In addition to platelets, NO is a major regulator of vascular smooth muscle physiology [12]. NO produced by endothelial cells induces relaxation of vascular smooth muscle to increase blood flow. Under ischemic conditions, reduction of nitrite further increases NO-mediated relaxation to restore blood flow [13]. TSP1 null mice show a roughly 2-fold greater increase in skeletal muscle blood oxygen levels in response to NO. Following ischemic injury, TSP1 and CD47 null mice show enhanced tissue survival and acute maintenance of tissue perfusion. Limiting bleeding through increasing vasoconstriction and enhancing platelet function in hemostasis could provide the evolutionary pressure to maintain TSP1 in vertebrates.

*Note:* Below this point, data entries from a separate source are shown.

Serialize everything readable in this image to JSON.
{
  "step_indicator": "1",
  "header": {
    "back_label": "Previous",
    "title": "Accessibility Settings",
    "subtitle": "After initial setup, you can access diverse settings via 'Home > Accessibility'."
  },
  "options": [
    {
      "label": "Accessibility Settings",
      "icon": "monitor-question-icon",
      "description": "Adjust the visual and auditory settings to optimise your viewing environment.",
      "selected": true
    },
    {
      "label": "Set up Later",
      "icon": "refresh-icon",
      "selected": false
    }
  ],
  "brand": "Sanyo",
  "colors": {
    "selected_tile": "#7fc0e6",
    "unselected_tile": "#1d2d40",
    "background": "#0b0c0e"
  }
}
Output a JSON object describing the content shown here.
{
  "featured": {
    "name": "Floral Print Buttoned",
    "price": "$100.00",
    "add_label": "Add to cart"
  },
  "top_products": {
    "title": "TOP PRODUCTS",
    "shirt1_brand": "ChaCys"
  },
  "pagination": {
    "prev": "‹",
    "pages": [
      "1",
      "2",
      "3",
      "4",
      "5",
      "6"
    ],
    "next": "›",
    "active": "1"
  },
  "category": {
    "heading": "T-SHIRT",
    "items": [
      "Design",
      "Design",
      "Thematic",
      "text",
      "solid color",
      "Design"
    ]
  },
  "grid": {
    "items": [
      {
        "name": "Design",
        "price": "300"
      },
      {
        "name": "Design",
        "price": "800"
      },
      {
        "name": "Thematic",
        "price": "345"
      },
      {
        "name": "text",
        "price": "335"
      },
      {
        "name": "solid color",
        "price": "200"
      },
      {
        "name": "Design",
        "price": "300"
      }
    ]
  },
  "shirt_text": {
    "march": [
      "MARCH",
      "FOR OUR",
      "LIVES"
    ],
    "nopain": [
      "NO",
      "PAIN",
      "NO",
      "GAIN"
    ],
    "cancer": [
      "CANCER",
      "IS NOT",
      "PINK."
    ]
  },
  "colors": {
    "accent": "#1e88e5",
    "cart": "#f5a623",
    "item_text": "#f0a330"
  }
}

However, in association with modern medical procedures and diseases of aging, where tissue TSP1 levels are elevated, these activities of TSP1 may have become a liability.

Knowing that TSP1/CD47 signaling limits survival of ischemia also provides an opportunity to develop new therapies. Isenberg et al review several approaches to overcome the deleterious effects of this pathway on surgical ischemia, skin grafting, and vascular insufficiencies associated with age and diet.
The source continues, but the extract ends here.